Today, we gave every staff member access to our school’s Twitter account.

This could be a little jarring for those who are worried about what might go wrong. But after all, they have keys to the school building and they are with children all day.  Surely teachers can handle access to a school-wide account.

What’s funny is that when my principal and I established our school’s social media accounts during the summer, we kept the passwords secret and in a protected file. The whole purpose behind creating these accounts was to help our school get our story out there for everyone to see.  How was that going to happen when only two people had access to the accounts? 

But really, this goes beyond letting everyone access — It addresses 3 big reasons why teachers need to be connected.

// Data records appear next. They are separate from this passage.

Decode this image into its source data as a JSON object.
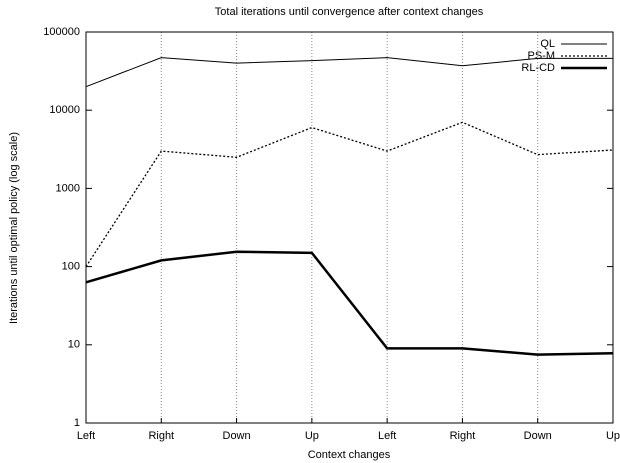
{
  "chart_data": {
    "type": "line",
    "title": "Total iterations until convergence after context changes",
    "x_label": "Context changes",
    "y_label": "Iterations until optimal policy (log scale)",
    "categories": [
      "Left",
      "Right",
      "Down",
      "Up",
      "Left",
      "Right",
      "Down",
      "Up"
    ],
    "series": [
      {
        "name": "QL",
        "color": "#000000",
        "dash": "none",
        "width": 1,
        "values": [
          20000,
          47000,
          40000,
          43000,
          47000,
          37000,
          46000,
          46000
        ]
      },
      {
        "name": "PS-M",
        "color": "#000000",
        "dash": "2,2",
        "width": 1.3,
        "values": [
          100,
          3000,
          2500,
          6000,
          3000,
          7000,
          2700,
          3100
        ]
      },
      {
        "name": "RL-CD",
        "color": "#000000",
        "dash": "none",
        "width": 2.5,
        "values": [
          63,
          120,
          155,
          150,
          9,
          9,
          7.5,
          7.8
        ]
      }
    ],
    "ylim": [
      1,
      100000
    ],
    "yticks": [
      1,
      10,
      100,
      1000,
      10000,
      100000
    ],
    "log_y": true,
    "xgrid": true,
    "legend": "upper-right"
  }
}
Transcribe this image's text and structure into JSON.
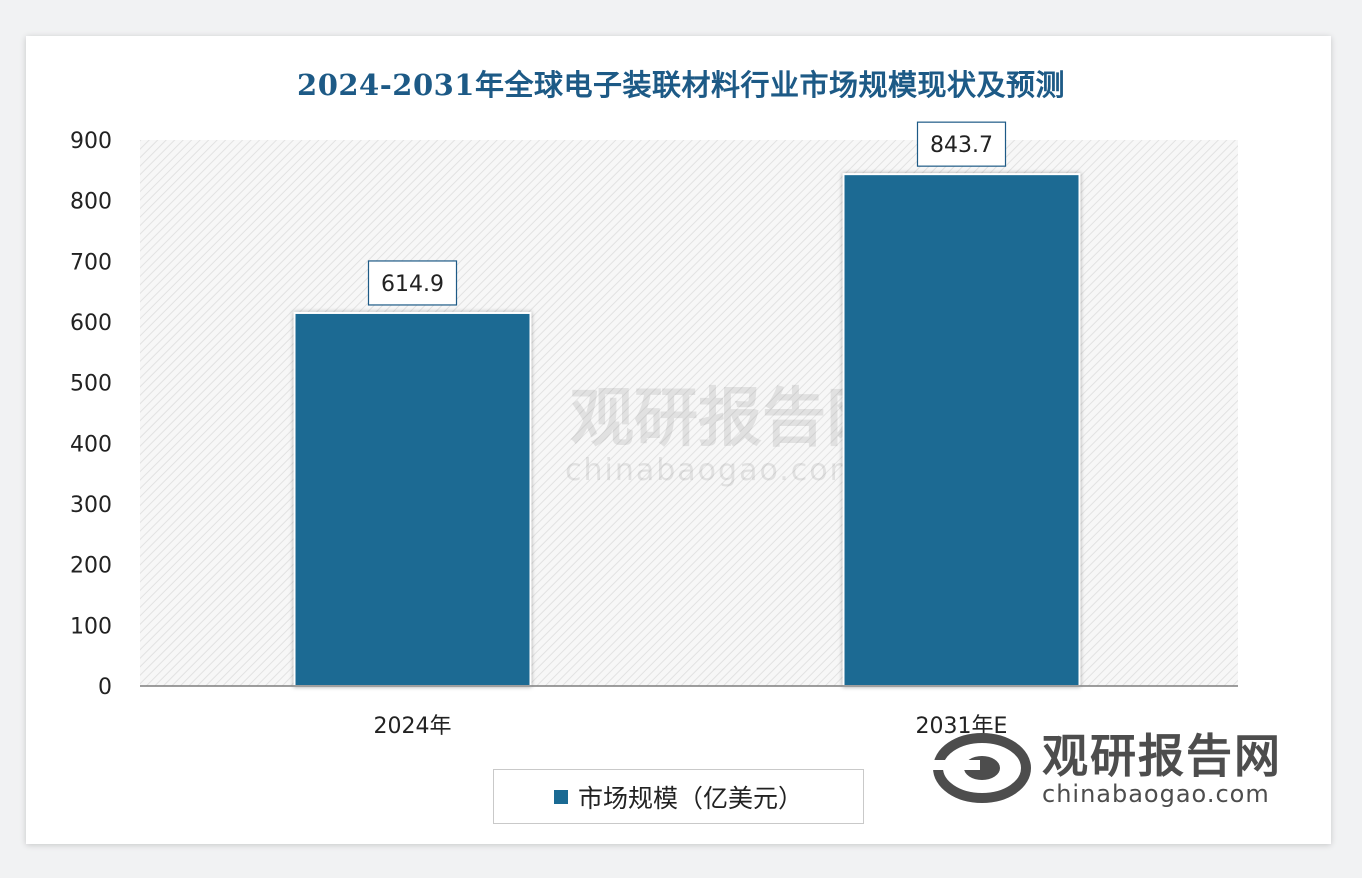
{
  "chart_data": {
    "type": "bar",
    "title": "2024-2031年全球电子装联材料行业市场规模现状及预测",
    "categories": [
      "2024年",
      "2031年E"
    ],
    "series": [
      {
        "name": "市场规模（亿美元）",
        "values": [
          614.9,
          843.7
        ]
      }
    ],
    "data_labels": [
      "614.9",
      "843.7"
    ],
    "ylim": [
      0,
      900
    ],
    "yticks": [
      0,
      100,
      200,
      300,
      400,
      500,
      600,
      700,
      800,
      900
    ],
    "xlabel": "",
    "ylabel": "",
    "grid": false,
    "legend_position": "bottom",
    "colors": {
      "bar": "#1a6a93",
      "title": "#1d5a86"
    }
  },
  "watermark": {
    "name": "观研报告网",
    "url": "chinabaogao.com"
  },
  "brand": {
    "name": "观研报告网",
    "url": "chinabaogao.com"
  }
}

1. On-going Professional Learning — Those of us who have connected to Twitter know that one of the best things about being connected is the countinous learning experiences we have because of our connections to other teachers around the world. There is a fourth grade teacher who has not only embraced learning through Twitter, but she has also used this new learning to create meaningful and engaging experience for her students through such as participating in the Global Read Aloud.  She is a voice that the staff needed to hear because she is making social media work for kids.

2. Sharing the good things that are happening every single day — Good things are happening in our building every single day. However, most of it never makes it outside of the walls of our building. We have an opportunity through Twitter to share our stories of learning with the world in real time. Getting our teachers connected to the school account will help share even more of those stories.

3. Becoming the digital leaders our students need — I showed our staff a Twitter account of a fourth grader in our building. This is an account that was created on his own. He certainly does not meet the age requirements needed to have an account, yet he has one. How many other of our elementary aged students have a social media account?  Rather than taking a “wait and see” approach to social media, we teachers and school leaders need to be taking a “learn with me” approach so that our students have positive models of responsible digital learning.

Today, our staff was given the tools, the chance and the trust to be digital leaders.  We need to be living the learning lives our students are learning so that we can help them be successful.  If we aren’t the role models for our students, who will be?